By Martin Srb | 25.11.2020

Validating Ideas: Why TV makers wanted 3D but customers didn’t

Design – 3 min read

Validating Ideas: Why TV makers wanted 3D but customers didn’t

In the previous article I talked about the importance of having a vision for product development. Today I will look at why we need to validate our ideas.

Once we have a vision we can start brainstorming products or features which we could use as vehicles to advance it. The only goal at this stage is to generate a lot of ideas. Once we have those we then face the difficult task of deciding which ideas have real potential and which do not.

In 2009, the Avatar movie revealed the power of 3D technology in cinematography. 3D TV looked like a logical step forward and TV manufacturers jumped on that as the next big innovation in the TV industry. Yet by 2017, it was quite clear that 3D TV was dead. The fanciest feature is not always the right feature. Any innovation needs to address its users’ needs, fix their problems and bring them added value.
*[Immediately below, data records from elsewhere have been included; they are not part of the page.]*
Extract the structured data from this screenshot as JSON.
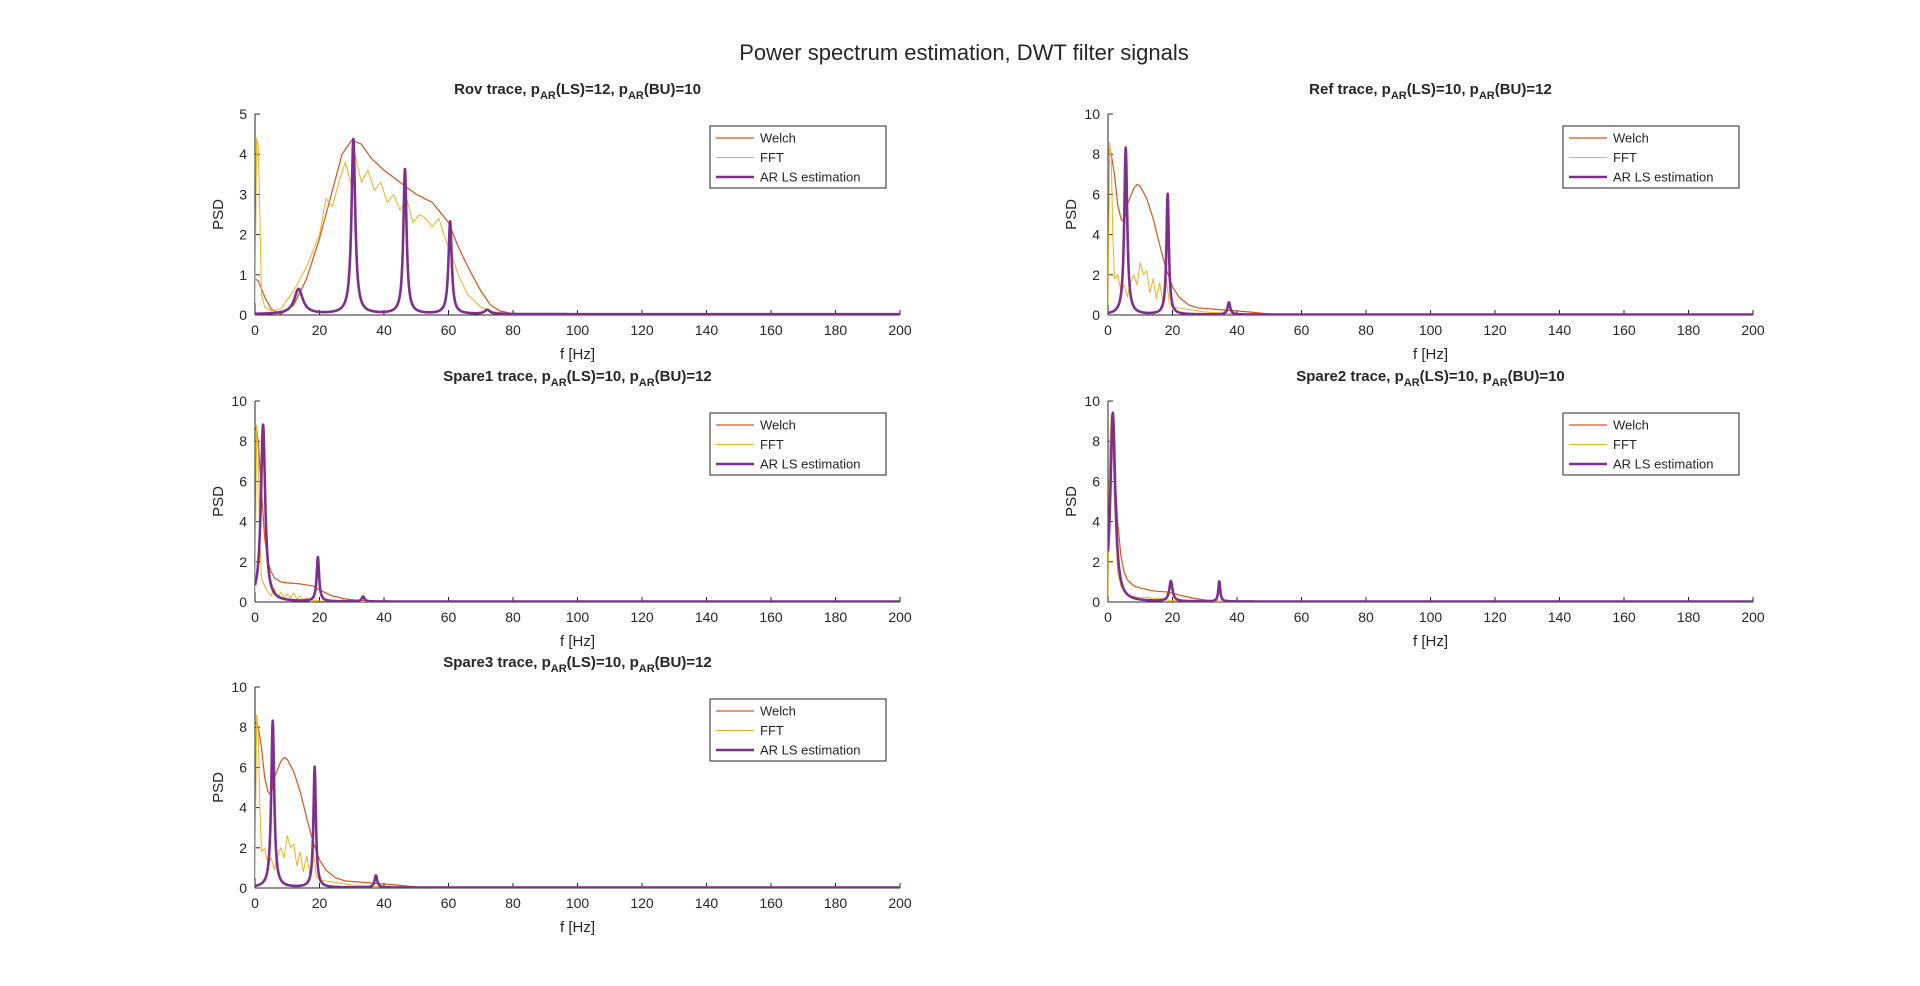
{
  "figure": {
    "title": "Power spectrum estimation, DWT filter signals",
    "colors": {
      "welch": "#D95319",
      "fft": "#EDB120",
      "ar": "#7E2F8E",
      "axis": "#262626"
    }
  },
  "chart_data": [
    {
      "type": "line",
      "title": {
        "name": "Rov",
        "ls": "12",
        "bu": "10"
      },
      "xlabel": "f [Hz]",
      "ylabel": "PSD",
      "xlim": [
        0,
        200
      ],
      "ylim": [
        0,
        5
      ],
      "xticks": [
        0,
        20,
        40,
        60,
        80,
        100,
        120,
        140,
        160,
        180,
        200
      ],
      "yticks": [
        0,
        1,
        2,
        3,
        4,
        5
      ],
      "legend": {
        "placement": "top-right",
        "entries": [
          "Welch",
          "FFT",
          "AR LS estimation"
        ]
      },
      "series": [
        {
          "name": "Welch",
          "x": [
            0,
            1,
            3,
            5,
            8,
            12,
            16,
            20,
            24,
            27,
            30,
            33,
            36,
            40,
            45,
            50,
            55,
            60,
            63,
            66,
            70,
            73,
            76,
            80,
            90,
            200
          ],
          "y": [
            0.9,
            0.85,
            0.45,
            0.15,
            0.02,
            0.25,
            0.9,
            1.9,
            3.1,
            4.0,
            4.35,
            4.25,
            3.9,
            3.6,
            3.3,
            3.0,
            2.8,
            2.3,
            1.7,
            1.2,
            0.6,
            0.25,
            0.1,
            0.03,
            0.01,
            0.0
          ]
        },
        {
          "name": "FFT",
          "x": [
            0,
            0.5,
            1,
            1.5,
            2,
            3,
            5,
            8,
            12,
            16,
            20,
            22,
            24,
            26,
            28,
            30,
            31,
            33,
            35,
            37,
            39,
            41,
            43,
            45,
            47,
            49,
            51,
            53,
            55,
            57,
            59,
            61,
            63,
            66,
            70,
            74,
            80,
            90,
            200
          ],
          "y": [
            0.3,
            4.4,
            4.2,
            2.5,
            0.5,
            0.2,
            0.1,
            0.15,
            0.6,
            1.2,
            2.0,
            2.9,
            2.7,
            3.3,
            3.8,
            3.2,
            4.0,
            3.3,
            3.6,
            3.1,
            3.3,
            2.8,
            3.0,
            2.6,
            2.9,
            2.3,
            2.5,
            2.4,
            2.2,
            2.4,
            1.9,
            1.5,
            1.0,
            0.5,
            0.2,
            0.08,
            0.03,
            0.01,
            0.0
          ]
        },
        {
          "name": "AR LS estimation",
          "peaks": [
            [
              13.5,
              0.62,
              1.6
            ],
            [
              30.5,
              4.35,
              0.7
            ],
            [
              46.5,
              3.6,
              0.6
            ],
            [
              60.5,
              2.3,
              0.6
            ],
            [
              72,
              0.1,
              1.0
            ]
          ]
        }
      ]
    },
    {
      "type": "line",
      "title": {
        "name": "Ref",
        "ls": "10",
        "bu": "12"
      },
      "xlabel": "f [Hz]",
      "ylabel": "PSD",
      "xlim": [
        0,
        200
      ],
      "ylim": [
        0,
        10
      ],
      "xticks": [
        0,
        20,
        40,
        60,
        80,
        100,
        120,
        140,
        160,
        180,
        200
      ],
      "yticks": [
        0,
        2,
        4,
        6,
        8,
        10
      ],
      "legend": {
        "placement": "top-right",
        "entries": [
          "Welch",
          "FFT",
          "AR LS estimation"
        ]
      },
      "series": [
        {
          "name": "Welch",
          "x": [
            0,
            1,
            2,
            3,
            4,
            5,
            6,
            8,
            9,
            10,
            12,
            14,
            16,
            18,
            20,
            22,
            25,
            28,
            32,
            36,
            40,
            44,
            48,
            52,
            60,
            200
          ],
          "y": [
            8.3,
            8.0,
            7.0,
            5.5,
            4.8,
            4.6,
            5.5,
            6.3,
            6.5,
            6.4,
            5.8,
            4.8,
            3.5,
            2.3,
            1.4,
            0.9,
            0.5,
            0.35,
            0.3,
            0.25,
            0.2,
            0.15,
            0.08,
            0.03,
            0.01,
            0.0
          ]
        },
        {
          "name": "FFT",
          "x": [
            0,
            0.5,
            1,
            1.5,
            2,
            3,
            4,
            5,
            6,
            7,
            8,
            9,
            10,
            11,
            12,
            13,
            14,
            15,
            16,
            17,
            18,
            19,
            20,
            22,
            24,
            26,
            28,
            30,
            35,
            40,
            50,
            200
          ],
          "y": [
            0.5,
            8.6,
            7.8,
            4.0,
            1.8,
            2.0,
            1.2,
            1.5,
            0.9,
            1.6,
            2.0,
            1.5,
            2.6,
            2.0,
            2.2,
            1.1,
            1.8,
            0.8,
            1.6,
            0.7,
            1.9,
            0.6,
            0.4,
            0.35,
            0.3,
            0.25,
            0.2,
            0.15,
            0.1,
            0.05,
            0.01,
            0.0
          ]
        },
        {
          "name": "AR LS estimation",
          "peaks": [
            [
              5.5,
              8.3,
              0.55
            ],
            [
              18.5,
              6.0,
              0.45
            ],
            [
              37.5,
              0.6,
              0.5
            ]
          ]
        }
      ]
    },
    {
      "type": "line",
      "title": {
        "name": "Spare1",
        "ls": "10",
        "bu": "12"
      },
      "xlabel": "f [Hz]",
      "ylabel": "PSD",
      "xlim": [
        0,
        200
      ],
      "ylim": [
        0,
        10
      ],
      "xticks": [
        0,
        20,
        40,
        60,
        80,
        100,
        120,
        140,
        160,
        180,
        200
      ],
      "yticks": [
        0,
        2,
        4,
        6,
        8,
        10
      ],
      "legend": {
        "placement": "top-right",
        "entries": [
          "Welch",
          "FFT",
          "AR LS estimation"
        ]
      },
      "series": [
        {
          "name": "Welch",
          "x": [
            0,
            0.5,
            1,
            2,
            3,
            4,
            5,
            6,
            8,
            10,
            14,
            18,
            20,
            24,
            28,
            32,
            36,
            40,
            200
          ],
          "y": [
            8.5,
            8.7,
            8.0,
            5.5,
            3.2,
            2.0,
            1.5,
            1.2,
            1.0,
            0.95,
            0.9,
            0.8,
            0.6,
            0.3,
            0.15,
            0.08,
            0.03,
            0.01,
            0.0
          ]
        },
        {
          "name": "FFT",
          "x": [
            0,
            0.5,
            1,
            1.5,
            2,
            3,
            4,
            5,
            6,
            7,
            8,
            9,
            10,
            11,
            12,
            13,
            14,
            15,
            16,
            18,
            20,
            25,
            30,
            40,
            200
          ],
          "y": [
            0.5,
            8.8,
            7.5,
            3.0,
            1.2,
            0.8,
            0.5,
            0.3,
            0.7,
            0.2,
            0.5,
            0.2,
            0.4,
            0.2,
            0.45,
            0.15,
            0.3,
            0.1,
            0.2,
            0.08,
            0.05,
            0.03,
            0.02,
            0.01,
            0.0
          ]
        },
        {
          "name": "AR LS estimation",
          "peaks": [
            [
              2.5,
              8.8,
              0.8
            ],
            [
              19.5,
              2.2,
              0.45
            ],
            [
              33.5,
              0.25,
              0.5
            ]
          ]
        }
      ]
    },
    {
      "type": "line",
      "title": {
        "name": "Spare2",
        "ls": "10",
        "bu": "10"
      },
      "xlabel": "f [Hz]",
      "ylabel": "PSD",
      "xlim": [
        0,
        200
      ],
      "ylim": [
        0,
        10
      ],
      "xticks": [
        0,
        20,
        40,
        60,
        80,
        100,
        120,
        140,
        160,
        180,
        200
      ],
      "yticks": [
        0,
        2,
        4,
        6,
        8,
        10
      ],
      "legend": {
        "placement": "top-right",
        "entries": [
          "Welch",
          "FFT",
          "AR LS estimation"
        ]
      },
      "series": [
        {
          "name": "Welch",
          "x": [
            0,
            0.5,
            1,
            1.5,
            2,
            3,
            4,
            5,
            6,
            8,
            10,
            14,
            18,
            20,
            22,
            26,
            30,
            34,
            38,
            200
          ],
          "y": [
            1.5,
            6.0,
            8.8,
            8.4,
            6.8,
            4.0,
            2.3,
            1.5,
            1.1,
            0.8,
            0.7,
            0.55,
            0.5,
            0.45,
            0.35,
            0.2,
            0.1,
            0.04,
            0.01,
            0.0
          ]
        },
        {
          "name": "FFT",
          "x": [
            0,
            0.5,
            1,
            1.5,
            2,
            2.5,
            3,
            4,
            5,
            6,
            7,
            8,
            10,
            12,
            14,
            16,
            18,
            20,
            25,
            30,
            40,
            200
          ],
          "y": [
            0.3,
            7.5,
            9.3,
            8.0,
            5.0,
            3.2,
            1.5,
            0.8,
            0.5,
            0.4,
            0.25,
            0.3,
            0.2,
            0.25,
            0.15,
            0.2,
            0.1,
            0.08,
            0.05,
            0.03,
            0.01,
            0.0
          ]
        },
        {
          "name": "AR LS estimation",
          "peaks": [
            [
              1.5,
              9.4,
              0.9
            ],
            [
              19.5,
              1.0,
              0.6
            ],
            [
              34.5,
              1.0,
              0.35
            ]
          ]
        }
      ]
    },
    {
      "type": "line",
      "title": {
        "name": "Spare3",
        "ls": "10",
        "bu": "12"
      },
      "xlabel": "f [Hz]",
      "ylabel": "PSD",
      "xlim": [
        0,
        200
      ],
      "ylim": [
        0,
        10
      ],
      "xticks": [
        0,
        20,
        40,
        60,
        80,
        100,
        120,
        140,
        160,
        180,
        200
      ],
      "yticks": [
        0,
        2,
        4,
        6,
        8,
        10
      ],
      "legend": {
        "placement": "top-right",
        "entries": [
          "Welch",
          "FFT",
          "AR LS estimation"
        ]
      },
      "series": [
        {
          "name": "Welch",
          "x": [
            0,
            1,
            2,
            3,
            4,
            5,
            6,
            8,
            9,
            10,
            12,
            14,
            16,
            18,
            20,
            22,
            25,
            28,
            32,
            36,
            40,
            44,
            48,
            52,
            60,
            200
          ],
          "y": [
            8.3,
            8.0,
            7.0,
            5.5,
            4.8,
            4.6,
            5.5,
            6.3,
            6.5,
            6.4,
            5.8,
            4.8,
            3.5,
            2.3,
            1.4,
            0.9,
            0.5,
            0.35,
            0.3,
            0.25,
            0.2,
            0.15,
            0.08,
            0.03,
            0.01,
            0.0
          ]
        },
        {
          "name": "FFT",
          "x": [
            0,
            0.5,
            1,
            1.5,
            2,
            3,
            4,
            5,
            6,
            7,
            8,
            9,
            10,
            11,
            12,
            13,
            14,
            15,
            16,
            17,
            18,
            19,
            20,
            22,
            24,
            26,
            28,
            30,
            35,
            40,
            50,
            200
          ],
          "y": [
            0.5,
            8.6,
            7.8,
            4.0,
            1.8,
            2.0,
            1.2,
            1.5,
            0.9,
            1.6,
            2.0,
            1.5,
            2.6,
            2.0,
            2.2,
            1.1,
            1.8,
            0.8,
            1.6,
            0.7,
            1.9,
            0.6,
            0.4,
            0.35,
            0.3,
            0.25,
            0.2,
            0.15,
            0.1,
            0.05,
            0.01,
            0.0
          ]
        },
        {
          "name": "AR LS estimation",
          "peaks": [
            [
              5.5,
              8.3,
              0.55
            ],
            [
              18.5,
              6.0,
              0.45
            ],
            [
              37.5,
              0.6,
              0.5
            ]
          ]
        }
      ]
    }
  ]
}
Some people say, “Give the customers what they want.” But that’s not my approach. Our job is to figure out what they’re going to want before they do. I think Henry Ford once said, “If I’d asked customers what they wanted, they would have told me, ‘A faster horse!’” People don’t know what they want until you show it to them. That’s why I never rely on market research. Our task is to read things that are not yet on the page.

- Steve Jobs

3D technology and cinematography

3D TV died due to a lack of relevant content, the need to wear special glasses, the high price, and the nausea the 3D experience induced in a fairly large minority of users. What worked in cinemas as an occasional experience was not suited to daily use. Apparently, people were happy enough with standard TV and were not willing to tolerate those disadvantages in exchange for a 3D experience.

So how can you make sure users will like a new product? There is no easy answer. You have to be prepared for the sad fact that more than 50 % of the new ideas you come up with will lead to a dead end. To avoid spending big money on something which lacks potential we need to validate our idea and hypothesis. Effective validation relies on obtaining relevant feedback from the user audience while spending affordable money.